アルスがノックの代わりに声をかけると、すぐリュマの返事が飛んできた。
「リュマ、忙しい?」
「とんでもなくね」
リュマは振り向きもしない。
棚から取り出した箱を机に置き、すぐ別の束を抱える。
髪はいつもより乱れていて、袖口にはインクが付いていた。
「明日の準備で忙しいの?」
「それだけじゃないさ。全部さ全部」
言い方は雑なのに、手は正確だった。
封筒を揃え、封を確かめ、署名の位置を指で撫でる。
研究室の空気が、祭りとは別の緊張で満ちていた。
「……何か手伝おうか?」
リュマはやっとアルスをちらりと見て、口の端だけで笑った。
「いいや、お前さんは明日から祭りを楽しんでくるといい」
「それに、しばらく研究室にも立ち寄りなさんな」
「どうして?」
リュマが手を止めずに言う。
「いろんなお偉いさん方が挨拶に来るからね。

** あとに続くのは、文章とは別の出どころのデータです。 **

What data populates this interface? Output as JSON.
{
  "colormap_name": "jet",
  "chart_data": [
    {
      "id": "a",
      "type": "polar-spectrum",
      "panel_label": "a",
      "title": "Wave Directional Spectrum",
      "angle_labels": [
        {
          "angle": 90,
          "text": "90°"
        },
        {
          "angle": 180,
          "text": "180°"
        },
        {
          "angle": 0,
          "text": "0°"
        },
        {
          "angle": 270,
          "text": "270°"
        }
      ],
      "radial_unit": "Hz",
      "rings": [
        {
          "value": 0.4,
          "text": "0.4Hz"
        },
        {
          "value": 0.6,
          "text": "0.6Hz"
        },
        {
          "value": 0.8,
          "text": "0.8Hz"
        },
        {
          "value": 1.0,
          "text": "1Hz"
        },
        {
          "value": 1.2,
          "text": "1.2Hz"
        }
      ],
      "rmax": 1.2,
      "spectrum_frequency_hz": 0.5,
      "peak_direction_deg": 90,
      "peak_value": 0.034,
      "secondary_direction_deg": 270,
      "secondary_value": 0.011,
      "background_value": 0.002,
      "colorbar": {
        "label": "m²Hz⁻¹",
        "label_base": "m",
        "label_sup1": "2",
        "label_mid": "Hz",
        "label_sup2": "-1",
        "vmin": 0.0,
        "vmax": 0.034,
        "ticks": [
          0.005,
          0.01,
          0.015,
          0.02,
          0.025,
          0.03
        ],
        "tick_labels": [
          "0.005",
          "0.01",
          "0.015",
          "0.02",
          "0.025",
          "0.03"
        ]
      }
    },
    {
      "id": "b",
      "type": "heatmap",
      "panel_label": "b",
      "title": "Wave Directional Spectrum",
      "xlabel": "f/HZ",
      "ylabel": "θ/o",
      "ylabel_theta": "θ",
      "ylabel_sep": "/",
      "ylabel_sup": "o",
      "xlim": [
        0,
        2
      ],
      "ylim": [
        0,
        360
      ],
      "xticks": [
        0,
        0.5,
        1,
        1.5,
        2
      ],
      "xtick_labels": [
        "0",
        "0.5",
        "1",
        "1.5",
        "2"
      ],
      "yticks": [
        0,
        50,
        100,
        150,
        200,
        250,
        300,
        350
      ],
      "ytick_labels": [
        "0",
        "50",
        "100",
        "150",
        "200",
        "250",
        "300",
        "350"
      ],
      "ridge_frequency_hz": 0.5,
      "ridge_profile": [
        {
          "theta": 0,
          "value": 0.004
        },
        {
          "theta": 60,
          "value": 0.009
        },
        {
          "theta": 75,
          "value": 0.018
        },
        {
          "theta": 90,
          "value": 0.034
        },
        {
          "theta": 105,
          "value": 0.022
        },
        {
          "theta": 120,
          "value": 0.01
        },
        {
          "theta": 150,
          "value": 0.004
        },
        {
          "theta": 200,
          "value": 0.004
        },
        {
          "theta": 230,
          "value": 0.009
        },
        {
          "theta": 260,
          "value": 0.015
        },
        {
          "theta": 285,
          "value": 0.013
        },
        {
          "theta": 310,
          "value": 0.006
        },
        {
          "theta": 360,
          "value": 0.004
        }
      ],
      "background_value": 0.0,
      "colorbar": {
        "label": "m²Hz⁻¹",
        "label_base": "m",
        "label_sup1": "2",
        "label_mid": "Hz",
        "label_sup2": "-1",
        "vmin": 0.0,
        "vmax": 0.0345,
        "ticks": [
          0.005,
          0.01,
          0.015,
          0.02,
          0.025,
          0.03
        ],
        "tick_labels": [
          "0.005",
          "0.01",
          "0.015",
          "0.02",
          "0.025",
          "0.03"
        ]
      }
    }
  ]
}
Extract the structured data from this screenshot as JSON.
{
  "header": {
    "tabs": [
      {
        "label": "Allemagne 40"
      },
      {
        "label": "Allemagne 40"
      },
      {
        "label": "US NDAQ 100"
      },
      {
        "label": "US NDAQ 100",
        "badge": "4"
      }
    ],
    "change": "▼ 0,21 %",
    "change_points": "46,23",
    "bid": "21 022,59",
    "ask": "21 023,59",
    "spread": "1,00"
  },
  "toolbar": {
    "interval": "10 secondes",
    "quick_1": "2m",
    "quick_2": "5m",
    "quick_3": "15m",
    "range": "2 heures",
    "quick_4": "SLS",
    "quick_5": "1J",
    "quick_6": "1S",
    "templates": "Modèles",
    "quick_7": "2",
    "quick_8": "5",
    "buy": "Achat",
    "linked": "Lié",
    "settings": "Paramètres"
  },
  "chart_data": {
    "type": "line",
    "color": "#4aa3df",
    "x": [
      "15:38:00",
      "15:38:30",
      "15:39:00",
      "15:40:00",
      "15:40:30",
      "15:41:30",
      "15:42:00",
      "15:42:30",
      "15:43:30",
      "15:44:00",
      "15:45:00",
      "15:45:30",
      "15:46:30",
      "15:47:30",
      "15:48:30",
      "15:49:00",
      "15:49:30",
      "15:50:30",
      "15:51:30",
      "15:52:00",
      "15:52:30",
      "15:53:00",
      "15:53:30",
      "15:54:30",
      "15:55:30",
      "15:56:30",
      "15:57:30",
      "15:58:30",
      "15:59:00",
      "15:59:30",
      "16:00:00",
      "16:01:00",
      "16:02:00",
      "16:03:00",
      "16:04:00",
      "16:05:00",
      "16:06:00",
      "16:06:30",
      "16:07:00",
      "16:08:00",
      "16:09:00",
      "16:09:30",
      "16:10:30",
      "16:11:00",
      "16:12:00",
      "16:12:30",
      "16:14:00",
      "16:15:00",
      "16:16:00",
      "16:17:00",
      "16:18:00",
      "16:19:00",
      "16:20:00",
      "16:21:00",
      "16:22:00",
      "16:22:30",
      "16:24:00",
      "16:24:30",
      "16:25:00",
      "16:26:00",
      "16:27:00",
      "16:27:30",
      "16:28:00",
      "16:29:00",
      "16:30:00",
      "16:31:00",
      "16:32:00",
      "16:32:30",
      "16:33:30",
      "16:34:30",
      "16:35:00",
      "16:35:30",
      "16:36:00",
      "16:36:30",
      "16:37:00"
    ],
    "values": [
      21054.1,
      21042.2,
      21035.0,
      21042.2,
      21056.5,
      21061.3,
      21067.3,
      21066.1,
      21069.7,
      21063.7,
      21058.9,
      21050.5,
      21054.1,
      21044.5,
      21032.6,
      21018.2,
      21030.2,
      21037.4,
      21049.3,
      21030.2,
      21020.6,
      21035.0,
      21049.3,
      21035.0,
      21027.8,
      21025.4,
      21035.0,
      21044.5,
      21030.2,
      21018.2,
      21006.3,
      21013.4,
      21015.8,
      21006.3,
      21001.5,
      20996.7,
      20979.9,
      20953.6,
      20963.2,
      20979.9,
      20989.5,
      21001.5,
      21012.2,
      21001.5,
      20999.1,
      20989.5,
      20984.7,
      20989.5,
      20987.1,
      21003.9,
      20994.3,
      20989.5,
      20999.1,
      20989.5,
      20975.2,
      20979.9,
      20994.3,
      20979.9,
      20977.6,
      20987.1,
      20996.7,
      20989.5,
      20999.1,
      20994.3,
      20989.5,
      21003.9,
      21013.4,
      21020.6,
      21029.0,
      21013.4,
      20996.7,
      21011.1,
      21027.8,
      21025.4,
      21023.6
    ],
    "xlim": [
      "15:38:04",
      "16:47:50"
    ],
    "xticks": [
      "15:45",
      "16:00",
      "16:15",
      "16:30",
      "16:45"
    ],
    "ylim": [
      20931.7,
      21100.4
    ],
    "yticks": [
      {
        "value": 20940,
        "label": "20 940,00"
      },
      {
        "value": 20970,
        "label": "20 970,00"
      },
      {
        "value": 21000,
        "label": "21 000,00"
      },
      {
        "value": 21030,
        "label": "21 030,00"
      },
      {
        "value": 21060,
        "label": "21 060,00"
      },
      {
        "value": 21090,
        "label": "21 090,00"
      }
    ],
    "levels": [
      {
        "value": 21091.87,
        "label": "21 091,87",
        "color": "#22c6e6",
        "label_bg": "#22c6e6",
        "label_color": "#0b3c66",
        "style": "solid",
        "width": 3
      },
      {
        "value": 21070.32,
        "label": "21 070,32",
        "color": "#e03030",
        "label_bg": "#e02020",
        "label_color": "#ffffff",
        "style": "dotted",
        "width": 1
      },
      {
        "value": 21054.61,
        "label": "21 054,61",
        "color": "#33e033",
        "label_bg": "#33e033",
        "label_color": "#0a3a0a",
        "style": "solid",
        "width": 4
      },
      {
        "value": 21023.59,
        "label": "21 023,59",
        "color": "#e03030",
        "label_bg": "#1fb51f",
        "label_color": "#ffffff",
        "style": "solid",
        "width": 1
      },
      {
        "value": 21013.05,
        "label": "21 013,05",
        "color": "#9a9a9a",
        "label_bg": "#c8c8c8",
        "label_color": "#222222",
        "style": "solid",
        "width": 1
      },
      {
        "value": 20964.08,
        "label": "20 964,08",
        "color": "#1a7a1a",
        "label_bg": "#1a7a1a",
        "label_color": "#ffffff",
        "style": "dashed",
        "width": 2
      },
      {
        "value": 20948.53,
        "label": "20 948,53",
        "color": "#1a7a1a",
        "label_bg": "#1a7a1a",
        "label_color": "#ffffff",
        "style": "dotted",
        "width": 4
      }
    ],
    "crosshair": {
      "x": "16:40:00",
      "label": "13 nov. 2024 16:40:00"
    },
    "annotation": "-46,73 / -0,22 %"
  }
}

それとも会いたいかい?」
アルスは想像してしまう。
知らない大人たち。
名刺のような挨拶。
空気だけで息苦しくなりそうだった。
「わかった。なるべく来ないよ」
「わかればよろしい」
アルスは頷き、扉のほうへ一歩下がる。
「うん。それじゃ」
その背中へ、リュマの声が落ちた。
「待った。アルス」
アルスは足を止めて振り返る。
「お前さん、明日席は取ってあるのかい?」
「リデルに取ってもらった」
リュマは、今度こそ肩の力をほんの少しだけ抜いた。
「よかったね。最悪、私の隣に呼ぼうかと思ったけど、それなら安心だね」
アルスは思わず目を丸くする。
呼ぶ、という言葉の軽さと、席の重さが釣り合っていない。
「リュマってどこに座るの?」
「アルベスの席の一番前さ」
アルスの喉が鳴る。
「それって……」
リュマは紙束を机に置き、今度はちゃんと顔を向けた。
「ああ、アルベスの席で一番目立つ場所さ」
言い切って、すぐまた手が動き出す。
その背中は忙しないのに、どこか揺るがなかった。
アルスは扉の前で、そっと息を吐いた。
胸の奥で、リデルへの感謝が静かに形になる。